Samantha began to run and covered the distance in seconds. The cultist stared, shifted, and made a mudra with their hand. A ray of red light hurled toward her. She dodged, closing in and driving the knife through his chest. The cultist gasped, then fell to his knees.
Alexander went for the second one. The cultist turned and summoned another magic flare. Alexander dodged. It wasn't that hard; he got close and drove his axe up under the ribs. The cultist made a wet sound and collapsed in pain before the axe swung again at his neck.
The remaining cultists had noticed, but they kept concentrating on their magic spells. One pointed at them, shouting words in an arcane language.
Samantha raced toward them. Alexander followed.
The third cultist pulled a gun. That made Alexander grit his teeth. Fighting those jerks with sharp weapons was one thing, but guns were another. To his shock, Samantha threw one of her knives.

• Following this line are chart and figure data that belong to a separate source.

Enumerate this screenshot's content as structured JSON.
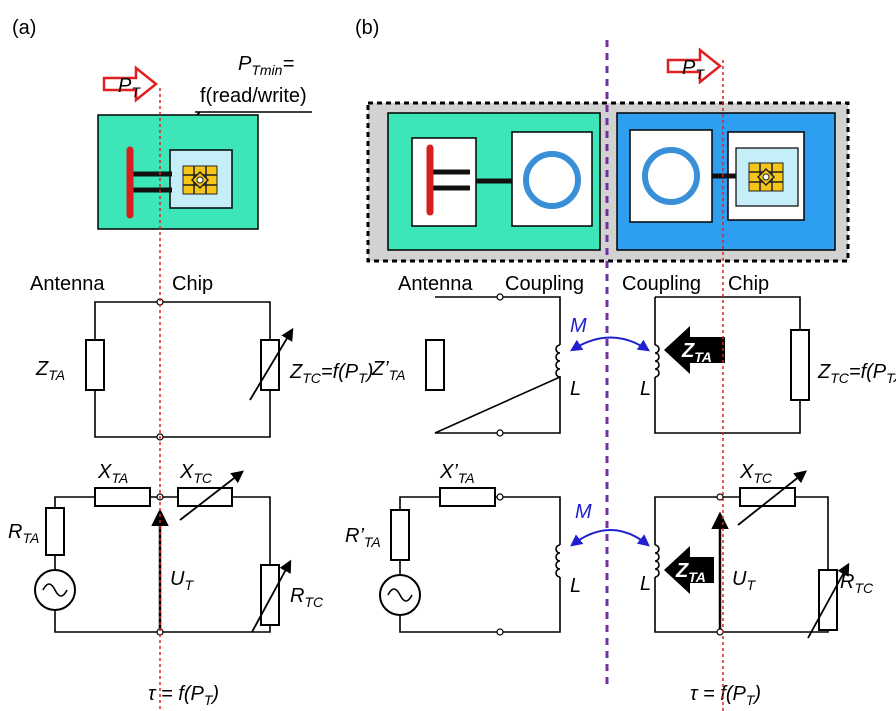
{
  "panel_a": {
    "label": "(a)",
    "input": [
      "P",
      "T"
    ],
    "annotation": {
      "line1": [
        "P",
        "Tmin",
        "="
      ],
      "line2": "f(read/write)"
    },
    "block_labels": [
      "Antenna",
      "Chip"
    ],
    "circuit_1": {
      "z_ta": [
        "Z",
        "TA"
      ],
      "z_tc": [
        "Z",
        "TC",
        "=f(P",
        "T",
        ")"
      ]
    },
    "circuit_2": {
      "x_ta": [
        "X",
        "TA"
      ],
      "x_tc": [
        "X",
        "TC"
      ],
      "r_ta": [
        "R",
        "TA"
      ],
      "u_t": [
        "U",
        "T"
      ],
      "r_tc": [
        "R",
        "TC"
      ]
    },
    "footer": [
      "τ  = f(P",
      "T",
      ")"
    ]
  },
  "panel_b": {
    "label": "(b)",
    "input": [
      "P",
      "T"
    ],
    "block_labels": [
      "Antenna",
      "Coupling",
      "Coupling",
      "Chip"
    ],
    "circuit_1": {
      "z_ta": [
        "Z’",
        "TA"
      ],
      "m": "M",
      "l_left": "L",
      "l_right": "L",
      "z_ta_arrow": [
        "Z",
        "TA"
      ],
      "z_tc": [
        "Z",
        "TC",
        "=f(P",
        "T",
        ")"
      ]
    },
    "circuit_2": {
      "x_ta": [
        "X’",
        "TA"
      ],
      "r_ta": [
        "R’",
        "TA"
      ],
      "m": "M",
      "l_left": "L",
      "l_right": "L",
      "z_ta_arrow": [
        "Z",
        "TA"
      ],
      "u_t": [
        "U",
        "T"
      ],
      "x_tc": [
        "X",
        "TC"
      ],
      "r_tc": [
        "R",
        "TC"
      ]
    },
    "footer": [
      "τ  = f(P",
      "T",
      ")"
    ]
  }
}
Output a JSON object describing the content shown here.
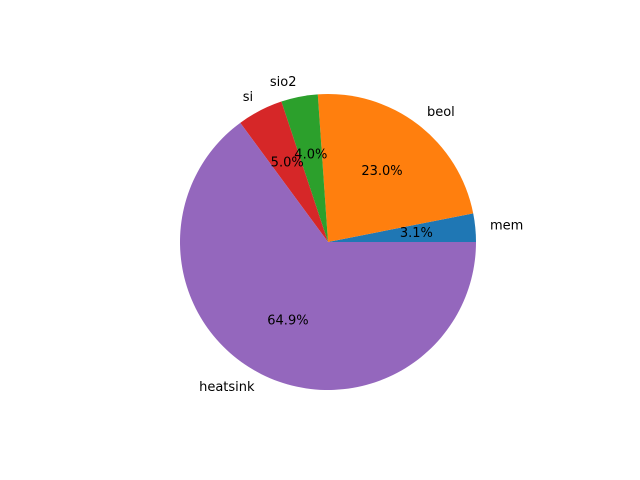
{
  "chart_data": {
    "type": "pie",
    "labels": [
      "mem",
      "beol",
      "sio2",
      "si",
      "heatsink"
    ],
    "values": [
      3.1,
      23.0,
      4.0,
      5.0,
      64.9
    ],
    "percent_labels": [
      "3.1%",
      "23.0%",
      "4.0%",
      "5.0%",
      "64.9%"
    ],
    "colors": [
      "#1f77b4",
      "#ff7f0e",
      "#2ca02c",
      "#d62728",
      "#9467bd"
    ],
    "start_angle_deg": 0,
    "direction": "counterclockwise",
    "title": ""
  }
}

It hit the cultist in the throat, and he went down gurgling.
The fourth charged Alexander with a machete, swinging wildly. Alexander stepped inside the arc, blocked the arm, and drove his elbow into the cultist's face. The man dropped the machete, stepping back with a face flushed with blood. Alexander picked it up and swung at him, his mind blank.
The cultist collapsed to his knees, blood pouring from his torso, gurgling. Alexander stepped back.
He had just killed two men.
Was there any time for guilt? His mind reeled, stress and adrenaline mixing with pain.
This was not the time to stop and think. He was protecting people. This was some kind of war between good and evil, and he was now a part of it.
Now, there were two left: the summoner and the demon.
The summoner was backing away, hands still glowing red. The skull-faced demon roared, turned from Marion's barrier, flapped its black wings, and flew toward Samantha and Alexander, sword flailing and trailing black smoke.
"Run!" Samantha grabbed Alexander's arm and yanked him back.